On a related note, my TV has a 16:9 aspect ratio. It’s my understanding that most movies are filmed in a 1.8:1 aspect ration. My DVD player will “make the movie fit.” There is no panning, even if a bit of the movie has been trimmed, it’s not enough to require panning. My question: has my movie been clipped at the edges or has it been “stretched”?

Do I have to call you a luddite freak? That seems really mean, and I’m trying to be 20% less evil today.


I don’t buy a movie to see the “full movie”, I get it to see a show - and if that can be accomplished in a full-screen format that makes full use of the viewing area of my TV screen, then GOOD. :slight_smile:

The thing is, a lot of movies–any well-shot picture, I’d say, to leave out flicks directed by Chris Columbus–lose a great deal in pan & scan. To name a fairly mediocre flick for which this is true, check out Men in Black. The scene near the end, when the giant bug is sneaking up on Jay and Kay, doesn’t make a bit of sense in pan & scan; the scene is so constructed that, in the proper aspect ratio, you can see the bug but can understand why the agents cannot.

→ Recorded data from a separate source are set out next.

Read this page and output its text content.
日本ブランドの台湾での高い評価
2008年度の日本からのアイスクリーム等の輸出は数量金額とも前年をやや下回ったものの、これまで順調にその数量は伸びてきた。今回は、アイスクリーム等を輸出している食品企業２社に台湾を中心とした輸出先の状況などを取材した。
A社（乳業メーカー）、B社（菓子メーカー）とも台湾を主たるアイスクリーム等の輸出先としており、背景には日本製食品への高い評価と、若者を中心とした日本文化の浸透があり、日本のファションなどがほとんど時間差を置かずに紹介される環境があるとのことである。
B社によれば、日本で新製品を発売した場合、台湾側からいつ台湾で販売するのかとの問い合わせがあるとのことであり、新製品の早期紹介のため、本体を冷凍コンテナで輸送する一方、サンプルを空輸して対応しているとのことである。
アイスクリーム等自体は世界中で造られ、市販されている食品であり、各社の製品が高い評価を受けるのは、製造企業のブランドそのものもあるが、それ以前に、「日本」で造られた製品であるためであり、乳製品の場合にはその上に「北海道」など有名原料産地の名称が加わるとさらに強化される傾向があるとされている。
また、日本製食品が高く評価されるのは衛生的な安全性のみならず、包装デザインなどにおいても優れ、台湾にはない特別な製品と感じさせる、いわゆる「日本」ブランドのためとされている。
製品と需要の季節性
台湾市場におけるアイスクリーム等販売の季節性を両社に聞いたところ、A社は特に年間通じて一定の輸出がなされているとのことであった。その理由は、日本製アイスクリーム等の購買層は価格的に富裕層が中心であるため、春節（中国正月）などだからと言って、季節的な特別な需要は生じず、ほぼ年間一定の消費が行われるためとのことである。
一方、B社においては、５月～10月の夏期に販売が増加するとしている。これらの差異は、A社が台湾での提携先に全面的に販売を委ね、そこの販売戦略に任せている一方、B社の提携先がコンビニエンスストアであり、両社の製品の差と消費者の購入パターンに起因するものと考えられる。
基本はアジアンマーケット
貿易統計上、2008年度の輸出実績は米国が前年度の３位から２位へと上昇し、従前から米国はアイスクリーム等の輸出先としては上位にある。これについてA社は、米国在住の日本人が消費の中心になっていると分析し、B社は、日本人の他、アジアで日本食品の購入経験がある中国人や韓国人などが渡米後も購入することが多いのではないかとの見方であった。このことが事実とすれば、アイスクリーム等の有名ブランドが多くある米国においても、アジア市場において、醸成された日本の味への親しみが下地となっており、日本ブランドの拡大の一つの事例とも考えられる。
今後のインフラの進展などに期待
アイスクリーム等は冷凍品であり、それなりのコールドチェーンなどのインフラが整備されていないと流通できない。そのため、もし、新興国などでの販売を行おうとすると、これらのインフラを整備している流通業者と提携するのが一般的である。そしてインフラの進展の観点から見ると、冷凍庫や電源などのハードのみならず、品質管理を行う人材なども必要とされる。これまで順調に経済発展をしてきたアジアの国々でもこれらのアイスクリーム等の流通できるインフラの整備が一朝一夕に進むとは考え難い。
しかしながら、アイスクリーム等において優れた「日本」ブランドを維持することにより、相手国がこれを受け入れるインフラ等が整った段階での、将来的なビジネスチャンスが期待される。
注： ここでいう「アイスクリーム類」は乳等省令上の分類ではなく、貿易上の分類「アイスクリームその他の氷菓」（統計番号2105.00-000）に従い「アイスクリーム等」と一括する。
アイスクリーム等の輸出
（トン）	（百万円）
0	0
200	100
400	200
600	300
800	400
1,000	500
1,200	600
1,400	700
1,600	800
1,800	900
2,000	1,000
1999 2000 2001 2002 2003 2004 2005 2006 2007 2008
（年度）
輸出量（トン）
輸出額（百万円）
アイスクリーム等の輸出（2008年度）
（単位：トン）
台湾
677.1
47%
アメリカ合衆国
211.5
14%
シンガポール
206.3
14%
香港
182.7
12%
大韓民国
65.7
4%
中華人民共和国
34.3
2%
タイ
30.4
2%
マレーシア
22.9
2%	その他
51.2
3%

Any movie constructed on a large scale looks better and is more comprehensible in widescreen.


Within something like the next 6 years, all t.v. will be broadcast in a 16:9 aspect ratio. Get used to those bars.

I am a big fan of widescreen editons, and have been for quite awhile. It did take me a little time to get used to the boxes, but it was well worth it. I have learned to check whenever I buy a movie. My favorite dvds actually offer the choice of both.

Roger Ebert gave a wonderful illustration of what a viewer misses with the pan and scan variety of video. He used a clip of a fight scene from Spartacus to illustrate what was missed with a full screen edition. He then used clips from various other movies to back up his claim. The loss of perspective was amazing. Characters who looked like they were talking to nobody, were suddenly having conversations with other characters, and we got to see their facial responses to what was being said. With the Spartacus clip, an entire conversation with two other characters was completely cut out, when the pan and scan fixated on the fight in the background. That can be alot to miss.

On a widescreen TV you can pick whether you want side bars, or zoom, or stretching. Some offer lots of different ways to stretch. My parents have this huge widescreen TV and they always watch TV on it with all the people squished. Drives me nuts. My dad refuses not to use every piece of real estate and they say there’s no difference. Aaargh!

If he’s using “all the real estate,” the people should be strecthed not squished. Anyway, that applies to a 4:3 signal coming to a 16:9 tv.* That’s not what I am talking about. I am talking about an 1.8:1 to a 16:9. This “making it fit” is done by my DVD player, not my tv.

  • when you watch a movie in letterbox on a 4:3 tv, you’re seeing a 4:3 picture, it’s just that a lot of it is black. When you watch a movie in letterbox on a 16:9 tv, the same thing happens, and you stretch it to fit (in a variety of ways – I think my tv has five options). BUT, my dvd player is giving my tv a 16:9 picture, much the same way an HDTV broadcast does. Everyone is in proportion – no stretching. Thing is, HDTV is filmed at 16:9, movies are not.